Cientos de miles de madridistas vibraron en Cibeles con La Duodécima

Cientos de miles de madridistas vibraron en Cibeles con La Duodécima

Un ambiente espectacular para un equipo histórico. El Real Madrid celebró la Duodécima junto a sus aficionados en un recorrido que tuvo como punto álgido la visita a la Plaza de Cibeles, donde la Diosa fue una vez más visitada por los jugadores madridistas, que esta vez le brindaron su trofeo preferido, una Champions League que por segundo año consecutivo tiene a los blancos como dueños.

«La Doudécima ya está aquí», rezaba el escenario principal de la Plaza de Cibeles, un lema perfecto y motivante para los cientos de miles de madridistas presentes, que bailaron, cantaron y gritaron en el centro de Madrid para celebrar un nuevo reinado en Europa de su equipo, el doce veces campeón de la Champions League.

Después del paso por la sede de la Comunidad de Madrid, donde Cristina Cifuentes, reconocida madridista, se mostró orgullosa del equipo y sus conquistas, los blancos pusieron rumbo al Ayuntamiento, en la misma Plaza de Cibeles, y después de la recepción de Manuela Carmena, los capitanes madridistas se asomaron al balcón para ofrecer la copa, provocando el júbilo en los aficionados presentes a los pies de la Diosa.

La cifra de madridistas, que iba ascendiendo minuto a minuto, provocó que jugadores y técnicos, ya subidos a un autobús descapotable vestido para la ocasión, se dieran un auténtico baño de masas. Fue en un paseo de cerca de diez minutos por algunas de las calles emblemáticas de la capital. Una vuelta que regresó a Cibeles para su parada final, donde la marea blanca esperaba. Desde Colón hasta la plaza se respiraba madridismo por los cuatro costados. Todos unidos por un mismo motivo, por un mismo sentimiento, el que provoca el rey de Europa.
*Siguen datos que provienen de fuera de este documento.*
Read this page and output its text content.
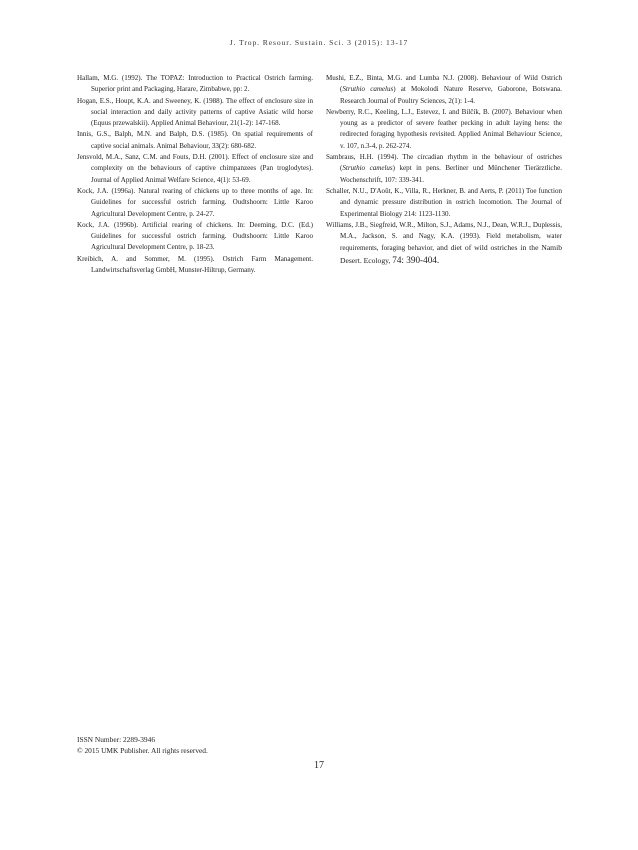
J. Trop. Resour. Sustain. Sci. 3 (2015): 13-17

Hallam, M.G. (1992). The TOPAZ: Introduction to Practical Ostrich farming. Superior print and Packaging, Harare, Zimbabwe, pp: 2.

Hogan, E.S., Houpt, K.A. and Sweeney, K. (1988). The effect of enclosure size in social interaction and daily activity patterns of captive Asiatic wild horse (Equus przewalskii). Applied Animal Behaviour, 21(1-2): 147-168.

Innis, G.S., Balph, M.N. and Balph, D.S. (1985). On spatial requirements of captive social animals. Animal Behaviour, 33(2): 680-682.

Jensvold, M.A., Sanz, C.M. and Fouts, D.H. (2001). Effect of enclosure size and complexity on the behaviours of captive chimpanzees (Pan troglodytes). Journal of Applied Animal Welfare Science, 4(1): 53-69.

Kock, J.A. (1996a). Natural rearing of chickens up to three months of age. In: Guidelines for successful ostrich farming. Oudtshoorn: Little Karoo Agricultural Development Centre, p. 24-27.

Kock, J.A. (1996b). Artificial rearing of chickens. In: Deeming, D.C. (Ed.) Guidelines for successful ostrich farming. Oudtshoorn: Little Karoo Agricultural Development Centre, p. 18-23.

Kreibich, A. and Sommer, M. (1995). Ostrich Farm Management. Landwirtschaftsverlag GmbH, Munster-Hiltrup, Germany.

Mushi, E.Z., Binta, M.G. and Lumba N.J. (2008). Behaviour of Wild Ostrich (Struthio camelus) at Mokolodi Nature Reserve, Gaborone, Botswana. Research Journal of Poultry Sciences, 2(1): 1-4.

Newberry, R.C., Keeling, L.J., Estevez, I. and Bilčík, B. (2007). Behaviour when young as a predictor of severe feather pecking in adult laying hens: the redirected foraging hypothesis revisited. Applied Animal Behaviour Science, v. 107, n.3-4, p. 262-274.

Sambraus, H.H. (1994). The circadian rhythm in the behaviour of ostriches (Struthio camelus) kept in pens. Berliner und Münchener Tierärztliche. Wochenschrift, 107: 339-341.

Schaller, N.U., D'Août, K., Villa, R., Herkner, B. and Aerts, P. (2011) Toe function and dynamic pressure distribution in ostrich locomotion. The Journal of Experimental Biology 214: 1123-1130.

Williams, J.B., Siegfreid, W.R., Milton, S.J., Adams, N.J., Dean, W.R.J., Duplessis, M.A., Jackson, S. and Nagy, K.A. (1993). Field metabolism, water requirements, foraging behavior, and diet of wild ostriches in the Namib Desert. Ecology, 74: 390-404.

ISSN Number: 2289-3946
© 2015 UMK Publisher. All rights reserved.
17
Con los capitanes y la copa liderando la expedición madridista, el autobús del Real Madrid llegó a la plaza, donde las caras de estupefacción por la multitud que se agolpaba en Cibeles eran constantes entre los jugadores. Grabaciones, saltos y sonrisas, muchas sonrisas, porque la capital era madridista y equipo y afición solo uno. La Duodécima lo merecía.

Ramos besó a Cibeles

El camino por la pasarela se produjo con interrupciones constantes, todas para saludar a la afición y enseñarle el trofeo logrado, el más preciado. Dos semanas después de la visita nocturna a la Diosa, con el título de Liga bajo el brazo, Sergio Ramos y Marcelo volvieron a formar pareja para adornar y besar la referencia del madridismo.
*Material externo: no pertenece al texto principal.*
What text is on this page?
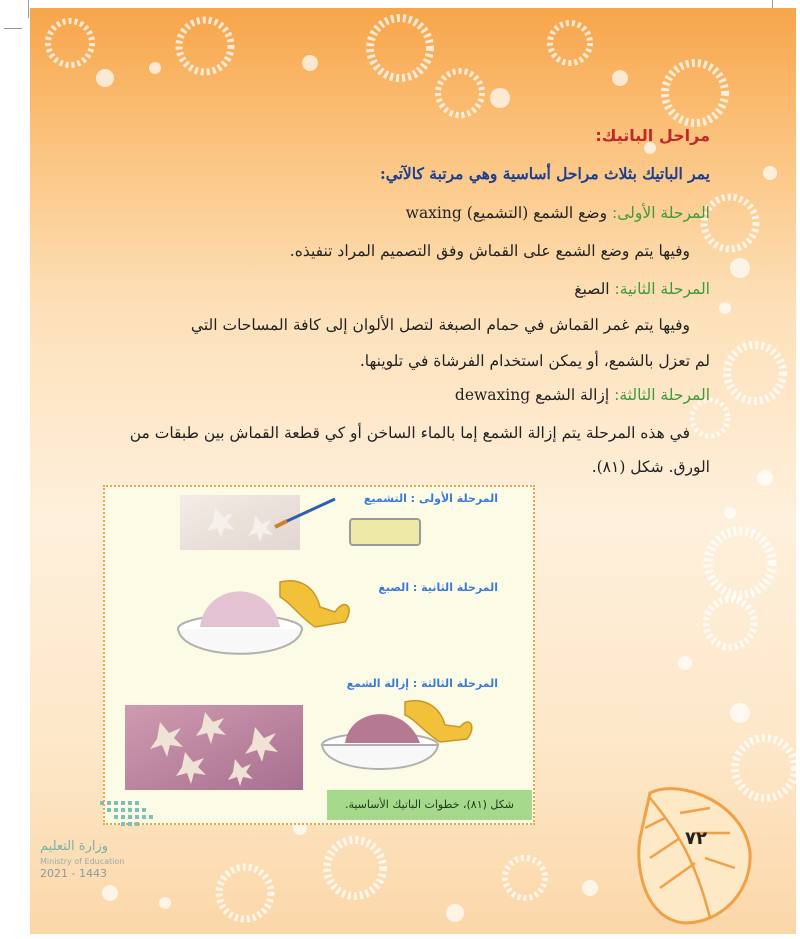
مراحل الباتيك:
يمر الباتيك بثلاث مراحل أساسية وهي مرتبة كالآتي:
المرحلة الأولى: وضع الشمع (التشميع) waxing
وفيها يتم وضع الشمع على القماش وفق التصميم المراد تنفيذه.
المرحلة الثانية: الصبغ
وفيها يتم غمر القماش في حمام الصبغة لتصل الألوان إلى كافة المساحات التي
لم تعزل بالشمع، أو يمكن استخدام الفرشاة في تلوينها.
المرحلة الثالثة: إزالة الشمع dewaxing
في هذه المرحلة يتم إزالة الشمع إما بالماء الساخن أو كي قطعة القماش بين طبقات من
الورق. شكل (٨١).
المرحلة الأولى : التشميع
المرحلة الثانية : الصبغ
المرحلة الثالثة : إزالة الشمع
شكل (٨١)، خطوات الباتيك الأساسية.
وزارة التعليم
Ministry of Education
2021 - 1443
٧٢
Antes de llegar a ella, los cánticos, incluido el «¡cómo no te voy a querer!» –con el obligado lavado de cara al que obliga la Duodécima–, coparon el ambiente. Por fin llegó el momento de coronar a la Diosa. Uno trajeado, el otro con la camiseta del equipo. Subió el capitán a la vez que explotaba de júbilo el madridismo. Con Europa a sus pies. Esto es el Real Madrid.